At the same time, the movie is often vague about the precise nature of those relationships, especially how Willis works with her fellow co-writers. World isn’t even especially clear about whether Willis is primarily a lyricist or contributes to musical compositions as well, taking more of a room-where-it-happened approach to her body of work (though several collaborators, like Patti LaBelle, do speak highly of her in the talking-head interviews).
Though the film has access to plenty of her own footage from throughout her life, sometimes appearing as if it’s finishing a documentary Willis herself worked on in fits and starts among her many neverending art projects, it’s not exactly a deep dive into her actual work process. Spraic seems more concerned with how this enforced nomadic nature of the work affects her subject emotionally, leading Willis to find other artistic outlets in set and visual design for TV and music videos, which grow out of her kitschy collecting habits.
The gendered undervaluing of figures like Willis is a worthy subject, but maybe not enough to support the fullness of a 95-minute feature film. It’s hard not to think of the all-killer Behind the Music this could have been, shining a light on a less familiar figure rather than burdening her with carrying a whole movie. Famous friends like Paul Feig and the late Paul Reubens offer lovely insights into Willis’s personality, but both her philosophy and her process feel underserved.

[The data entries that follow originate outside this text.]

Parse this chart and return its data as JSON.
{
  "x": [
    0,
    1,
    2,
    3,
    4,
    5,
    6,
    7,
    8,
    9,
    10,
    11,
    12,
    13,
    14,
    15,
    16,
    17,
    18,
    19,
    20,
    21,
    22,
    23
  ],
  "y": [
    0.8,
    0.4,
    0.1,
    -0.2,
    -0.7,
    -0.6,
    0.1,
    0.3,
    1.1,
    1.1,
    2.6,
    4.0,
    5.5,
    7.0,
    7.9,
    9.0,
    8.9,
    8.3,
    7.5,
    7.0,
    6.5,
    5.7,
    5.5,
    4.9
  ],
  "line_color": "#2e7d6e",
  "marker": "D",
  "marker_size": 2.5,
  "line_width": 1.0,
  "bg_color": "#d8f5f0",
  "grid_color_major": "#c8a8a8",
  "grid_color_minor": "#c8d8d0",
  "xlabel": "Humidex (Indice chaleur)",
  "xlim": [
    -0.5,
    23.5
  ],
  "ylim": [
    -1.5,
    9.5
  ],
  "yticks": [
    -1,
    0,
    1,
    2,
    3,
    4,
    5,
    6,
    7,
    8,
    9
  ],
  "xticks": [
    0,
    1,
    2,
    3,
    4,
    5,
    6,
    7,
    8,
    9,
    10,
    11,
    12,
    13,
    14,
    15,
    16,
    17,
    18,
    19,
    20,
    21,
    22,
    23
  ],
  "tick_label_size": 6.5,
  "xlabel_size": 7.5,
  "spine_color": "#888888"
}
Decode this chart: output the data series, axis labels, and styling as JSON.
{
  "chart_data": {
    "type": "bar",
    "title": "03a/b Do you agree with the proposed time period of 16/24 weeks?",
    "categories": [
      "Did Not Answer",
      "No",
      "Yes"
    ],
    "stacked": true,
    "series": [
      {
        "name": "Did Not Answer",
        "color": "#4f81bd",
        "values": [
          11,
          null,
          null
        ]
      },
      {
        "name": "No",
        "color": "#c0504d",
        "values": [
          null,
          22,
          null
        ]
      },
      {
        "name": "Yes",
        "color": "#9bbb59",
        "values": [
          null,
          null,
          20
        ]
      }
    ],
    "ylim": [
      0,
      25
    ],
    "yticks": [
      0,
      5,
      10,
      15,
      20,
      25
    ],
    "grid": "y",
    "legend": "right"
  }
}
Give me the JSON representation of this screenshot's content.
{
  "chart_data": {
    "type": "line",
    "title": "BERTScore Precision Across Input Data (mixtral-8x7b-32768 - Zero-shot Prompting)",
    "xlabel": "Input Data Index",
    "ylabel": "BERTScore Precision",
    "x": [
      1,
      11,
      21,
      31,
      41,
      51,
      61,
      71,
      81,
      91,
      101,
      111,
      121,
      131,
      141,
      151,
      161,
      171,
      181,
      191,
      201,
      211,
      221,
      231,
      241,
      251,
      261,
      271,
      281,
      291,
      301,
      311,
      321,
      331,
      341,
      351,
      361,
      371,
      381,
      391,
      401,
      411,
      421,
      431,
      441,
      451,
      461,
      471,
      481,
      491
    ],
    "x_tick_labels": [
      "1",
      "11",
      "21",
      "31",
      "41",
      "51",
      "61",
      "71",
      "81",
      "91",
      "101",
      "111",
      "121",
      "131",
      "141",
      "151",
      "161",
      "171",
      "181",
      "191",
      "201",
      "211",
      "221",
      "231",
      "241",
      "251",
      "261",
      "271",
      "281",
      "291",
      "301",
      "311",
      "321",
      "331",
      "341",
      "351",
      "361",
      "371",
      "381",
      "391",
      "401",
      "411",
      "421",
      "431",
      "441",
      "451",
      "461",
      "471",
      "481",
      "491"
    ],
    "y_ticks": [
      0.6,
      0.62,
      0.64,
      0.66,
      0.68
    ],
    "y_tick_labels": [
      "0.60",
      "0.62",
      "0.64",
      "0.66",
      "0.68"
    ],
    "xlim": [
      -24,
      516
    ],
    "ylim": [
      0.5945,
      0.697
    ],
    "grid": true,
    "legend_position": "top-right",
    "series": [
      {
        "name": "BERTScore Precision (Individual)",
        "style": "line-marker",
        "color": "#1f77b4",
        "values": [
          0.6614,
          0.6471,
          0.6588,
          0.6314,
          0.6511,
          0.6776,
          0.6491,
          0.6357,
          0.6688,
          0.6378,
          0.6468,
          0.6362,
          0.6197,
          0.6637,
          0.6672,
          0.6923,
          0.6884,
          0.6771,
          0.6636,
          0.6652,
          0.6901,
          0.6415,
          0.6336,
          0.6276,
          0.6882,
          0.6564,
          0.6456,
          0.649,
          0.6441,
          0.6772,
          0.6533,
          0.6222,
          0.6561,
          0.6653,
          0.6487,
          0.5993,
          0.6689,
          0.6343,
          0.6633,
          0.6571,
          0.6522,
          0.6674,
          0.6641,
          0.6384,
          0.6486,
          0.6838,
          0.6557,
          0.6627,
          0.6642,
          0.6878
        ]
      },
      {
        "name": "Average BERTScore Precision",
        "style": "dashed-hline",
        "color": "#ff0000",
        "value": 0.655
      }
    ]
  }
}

Despite its playfully personal title, The World According to Allee Willis doesn‘t fully express its subject’s particular worldview, and how it affects her songwriting, any more than it implies that The Pointer Sisters’ “Neutron Dance” (another of her soundtrack-based hits) functions as a window to her soul. There’s a little more implication that her work on The Color Purple gets closer to the core of her feelings, but the section on that musical spends just as much time on the search for recognition as the actual creation. The movie wants to affirm that recognition; as with a lot of great pop hits, digging deeper seems like a secondary concern.